The brokerage also said investors remained cautious over escalating tensions in the Middle East, which have pushed global oil prices higher and fueled concerns over broader inflationary pressures.

Markets are also closely watching the meeting between US President Donald Trump and Chinese President Xi Jinping scheduled for May 14-15 in Beijing.

According to Pilarmas, discussions are expected to focus on trade relations and the continuation of the tariff truce between the US and China, although investors are also monitoring possible talks surrounding Iran and wider geopolitical risks.

Domestically, sentiment weakened further after MSCI’s May 2026 index review reduced Indonesia’s weight in the MSCI Emerging Markets Index, sparking concerns over capital outflows.

“Markets responded negatively to the reduction in Indonesia’s weighting in the MSCI Emerging Markets Index, which triggered concerns over foreign capital outflows from the domestic financial market,” Pilarmas said.

Responding to the market decline, Financial Services Authority (OJK) Capital Market Supervisor Hasan Fawzi said the correction remained within a normal range and did not reflect panic selling.

“As of around 10 a.m., the decline was confirmed, but market activity remains within what we consider a reasonable range. The correction is still within normal limits,” Hasan said during a press conference at the Indonesia Stock Exchange building in Jakarta.

Hasan added that stocks removed from MSCI indices had not hit auto-rejection lower limits, indicating that selling pressure remained manageable.

The MSCI review included the removal of several major Indonesian stocks from the MSCI Global Standard Index, including:

  • Amman Mineral Internasional (AMMN)

  • Chandra Asri Pacific (TPIA)

  • Dian Swastatika Sentosa (DSSA)

  • Petrindo Jaya Kreasi (CUAN)

  • Barito Renewables Energy (BREN)

  • Sumber Alfaria Trijaya (AMRT)

Meanwhile, stocks removed from the MSCI Global Small Cap Index included:

  • Aneka Tambang (ANTM)

  • Astra Agro Lestari (AALI)

  • Bank Aladin Syariah (BANK)

  • Bumi Serpong Damai (BSDE)

  • Dharma Satya Nusantara (DSNG)

  • Industri Jamu dan Farmasi Sido Muncul (SIDO)

  • Midi Utama Indonesia (MIDI)

  • Mitra Keluarga Karyasehat (MIKA)

  • MNC Digital Entertainment (MSIN)

  • Pabrik Kertas Tjiwi Kimia (TKIM)

  • Pacific Strategic Financial (APIC)

  • Sawit Sumbermas Sarana (SSMS)

  • Triputra Agro Persada (TAPG)

MSCI also shifted AMRT from the MSCI Global Standard Index to the MSCI Global Small Cap Index as part of its May 2026 review.

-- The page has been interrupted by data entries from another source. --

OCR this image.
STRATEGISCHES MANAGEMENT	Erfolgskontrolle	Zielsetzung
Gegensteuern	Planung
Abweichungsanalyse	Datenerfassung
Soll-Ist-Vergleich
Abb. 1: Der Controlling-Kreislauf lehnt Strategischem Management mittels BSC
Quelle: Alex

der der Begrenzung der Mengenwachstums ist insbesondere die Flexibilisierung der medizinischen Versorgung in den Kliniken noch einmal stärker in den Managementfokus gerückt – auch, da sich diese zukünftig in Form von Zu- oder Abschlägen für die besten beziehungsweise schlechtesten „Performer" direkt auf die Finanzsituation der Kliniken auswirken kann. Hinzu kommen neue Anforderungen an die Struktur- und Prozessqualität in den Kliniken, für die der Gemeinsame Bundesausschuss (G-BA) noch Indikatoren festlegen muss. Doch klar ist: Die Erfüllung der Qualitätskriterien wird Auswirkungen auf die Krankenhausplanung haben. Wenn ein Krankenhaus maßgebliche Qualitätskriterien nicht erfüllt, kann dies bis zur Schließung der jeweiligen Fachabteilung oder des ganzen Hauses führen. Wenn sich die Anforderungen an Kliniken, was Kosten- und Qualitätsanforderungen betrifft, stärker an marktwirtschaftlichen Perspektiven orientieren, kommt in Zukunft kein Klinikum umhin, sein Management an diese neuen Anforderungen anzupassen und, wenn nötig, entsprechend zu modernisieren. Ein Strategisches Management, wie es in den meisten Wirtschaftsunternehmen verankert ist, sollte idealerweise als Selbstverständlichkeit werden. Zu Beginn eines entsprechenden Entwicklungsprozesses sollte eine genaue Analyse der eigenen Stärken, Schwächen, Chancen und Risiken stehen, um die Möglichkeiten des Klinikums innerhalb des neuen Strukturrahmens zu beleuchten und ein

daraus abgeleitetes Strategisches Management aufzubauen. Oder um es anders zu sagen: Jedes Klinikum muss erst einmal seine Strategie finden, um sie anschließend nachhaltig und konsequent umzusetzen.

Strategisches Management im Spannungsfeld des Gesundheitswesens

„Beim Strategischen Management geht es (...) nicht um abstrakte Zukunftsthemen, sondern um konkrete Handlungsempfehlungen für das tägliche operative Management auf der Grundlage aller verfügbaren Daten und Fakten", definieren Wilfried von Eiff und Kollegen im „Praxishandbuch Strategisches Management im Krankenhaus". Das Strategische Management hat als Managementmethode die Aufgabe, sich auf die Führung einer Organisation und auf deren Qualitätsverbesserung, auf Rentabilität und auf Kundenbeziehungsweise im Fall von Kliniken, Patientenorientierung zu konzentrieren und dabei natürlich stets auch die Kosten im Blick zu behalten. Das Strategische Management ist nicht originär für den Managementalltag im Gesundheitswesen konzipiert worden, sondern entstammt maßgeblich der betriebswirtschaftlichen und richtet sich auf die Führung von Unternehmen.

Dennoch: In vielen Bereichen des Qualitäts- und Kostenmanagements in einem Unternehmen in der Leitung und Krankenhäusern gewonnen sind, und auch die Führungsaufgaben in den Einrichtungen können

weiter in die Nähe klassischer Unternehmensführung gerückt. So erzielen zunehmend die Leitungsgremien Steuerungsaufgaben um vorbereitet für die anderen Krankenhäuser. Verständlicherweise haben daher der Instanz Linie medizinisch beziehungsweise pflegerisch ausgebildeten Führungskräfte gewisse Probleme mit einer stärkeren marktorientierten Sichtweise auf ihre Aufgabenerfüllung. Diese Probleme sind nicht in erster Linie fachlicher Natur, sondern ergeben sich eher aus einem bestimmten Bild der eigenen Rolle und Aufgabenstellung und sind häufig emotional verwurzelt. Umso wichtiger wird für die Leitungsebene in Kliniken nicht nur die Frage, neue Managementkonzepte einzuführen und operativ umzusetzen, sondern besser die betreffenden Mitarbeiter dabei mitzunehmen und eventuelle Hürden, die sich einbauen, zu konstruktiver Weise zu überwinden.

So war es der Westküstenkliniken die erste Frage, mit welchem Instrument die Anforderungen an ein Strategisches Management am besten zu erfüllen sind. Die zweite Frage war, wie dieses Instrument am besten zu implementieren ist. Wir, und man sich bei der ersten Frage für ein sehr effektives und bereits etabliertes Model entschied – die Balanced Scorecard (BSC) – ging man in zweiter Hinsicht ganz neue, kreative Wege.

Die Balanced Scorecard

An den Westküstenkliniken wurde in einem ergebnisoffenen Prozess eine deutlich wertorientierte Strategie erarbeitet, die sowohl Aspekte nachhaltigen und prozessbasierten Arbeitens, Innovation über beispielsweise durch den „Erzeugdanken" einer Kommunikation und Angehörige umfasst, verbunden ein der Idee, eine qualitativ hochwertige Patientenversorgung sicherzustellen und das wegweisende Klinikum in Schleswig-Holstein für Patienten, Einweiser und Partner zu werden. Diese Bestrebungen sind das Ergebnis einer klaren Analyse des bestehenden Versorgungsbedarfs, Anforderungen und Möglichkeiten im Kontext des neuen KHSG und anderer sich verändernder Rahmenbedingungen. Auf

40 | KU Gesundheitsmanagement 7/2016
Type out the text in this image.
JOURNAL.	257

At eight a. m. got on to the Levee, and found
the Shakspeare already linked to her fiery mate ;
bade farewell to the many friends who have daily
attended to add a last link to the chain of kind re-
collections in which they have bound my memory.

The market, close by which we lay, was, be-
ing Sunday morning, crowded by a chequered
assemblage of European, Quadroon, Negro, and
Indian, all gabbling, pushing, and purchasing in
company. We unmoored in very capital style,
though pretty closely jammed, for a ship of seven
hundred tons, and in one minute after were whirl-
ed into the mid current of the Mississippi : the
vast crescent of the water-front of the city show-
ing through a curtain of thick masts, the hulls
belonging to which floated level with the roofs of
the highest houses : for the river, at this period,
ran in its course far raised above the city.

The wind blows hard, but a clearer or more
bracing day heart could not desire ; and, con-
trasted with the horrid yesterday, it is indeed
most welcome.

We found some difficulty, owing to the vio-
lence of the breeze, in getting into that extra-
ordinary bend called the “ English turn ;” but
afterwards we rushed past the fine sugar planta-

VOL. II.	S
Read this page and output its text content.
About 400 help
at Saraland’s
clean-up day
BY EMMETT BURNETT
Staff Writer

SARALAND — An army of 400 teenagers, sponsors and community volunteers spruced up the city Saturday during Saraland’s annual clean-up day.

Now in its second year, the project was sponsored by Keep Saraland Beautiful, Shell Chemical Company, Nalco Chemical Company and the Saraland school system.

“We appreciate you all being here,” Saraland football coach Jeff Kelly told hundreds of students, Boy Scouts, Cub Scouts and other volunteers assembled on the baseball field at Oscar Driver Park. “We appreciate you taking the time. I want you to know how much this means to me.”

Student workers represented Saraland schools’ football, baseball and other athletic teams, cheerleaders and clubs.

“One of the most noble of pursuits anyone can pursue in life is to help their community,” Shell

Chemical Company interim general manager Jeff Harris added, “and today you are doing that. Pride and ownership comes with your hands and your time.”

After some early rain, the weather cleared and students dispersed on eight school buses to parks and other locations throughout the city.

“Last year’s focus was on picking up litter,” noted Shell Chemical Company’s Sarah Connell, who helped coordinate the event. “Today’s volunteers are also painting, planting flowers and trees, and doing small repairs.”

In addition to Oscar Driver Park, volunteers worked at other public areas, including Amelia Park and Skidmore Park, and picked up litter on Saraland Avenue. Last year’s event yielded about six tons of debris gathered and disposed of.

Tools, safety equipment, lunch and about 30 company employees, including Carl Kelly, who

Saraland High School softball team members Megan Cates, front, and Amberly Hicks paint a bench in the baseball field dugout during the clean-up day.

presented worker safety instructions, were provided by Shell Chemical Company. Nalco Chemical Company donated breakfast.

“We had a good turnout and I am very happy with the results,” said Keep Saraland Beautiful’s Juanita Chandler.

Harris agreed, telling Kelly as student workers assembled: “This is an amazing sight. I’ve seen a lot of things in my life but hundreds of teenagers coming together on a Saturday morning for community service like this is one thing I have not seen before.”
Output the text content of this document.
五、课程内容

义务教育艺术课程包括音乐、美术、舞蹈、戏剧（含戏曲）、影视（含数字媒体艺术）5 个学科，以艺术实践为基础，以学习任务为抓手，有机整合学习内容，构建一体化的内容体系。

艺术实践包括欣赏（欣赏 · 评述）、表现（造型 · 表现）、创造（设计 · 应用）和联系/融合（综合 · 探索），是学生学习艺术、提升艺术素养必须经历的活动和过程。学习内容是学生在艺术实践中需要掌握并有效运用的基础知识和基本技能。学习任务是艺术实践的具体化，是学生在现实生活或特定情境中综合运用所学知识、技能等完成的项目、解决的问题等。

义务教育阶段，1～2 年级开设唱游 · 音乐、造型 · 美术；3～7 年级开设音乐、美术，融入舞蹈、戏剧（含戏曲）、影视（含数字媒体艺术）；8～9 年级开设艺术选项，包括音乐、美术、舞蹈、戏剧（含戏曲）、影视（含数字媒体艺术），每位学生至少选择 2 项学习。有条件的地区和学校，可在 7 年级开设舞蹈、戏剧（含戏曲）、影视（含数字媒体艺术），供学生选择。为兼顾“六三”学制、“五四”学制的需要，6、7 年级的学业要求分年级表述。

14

Hasan said transaction frequency, trading volume, and market value remained relatively stable compared to previous sessions.

“This shows there has been no panic selling or one-way selling pressure without balancing buying interest,” he said.

The rupiah’s depreciation against the US dollar also added pressure to sentiment, with investors worried that a weaker currency could increase the government’s energy subsidy burden and widen fiscal risks.

Across Asia, markets traded mixed on Wednesday as fading enthusiasm surrounding artificial intelligence and technology stocks slowed Wall Street’s recent rally.

Japan’s benchmark Nikkei 225 rose 0.8% to 63,244 in afternoon trading, while South Korea’s KOSPI jumped 2.7% to 7,849, recovering from losses earlier this week.

Hong Kong’s Hang Seng Index slipped less than 0.1% to 26,335, while China’s Shanghai Composite gained 0.6% to 4,240.

On Wall Street overnight, the S&P 500 fell 0.2% from its record high, while the Dow Jones Industrial Average added 56 points, or 0.1%. The Nasdaq Composite declined 0.7% from its own all-time high.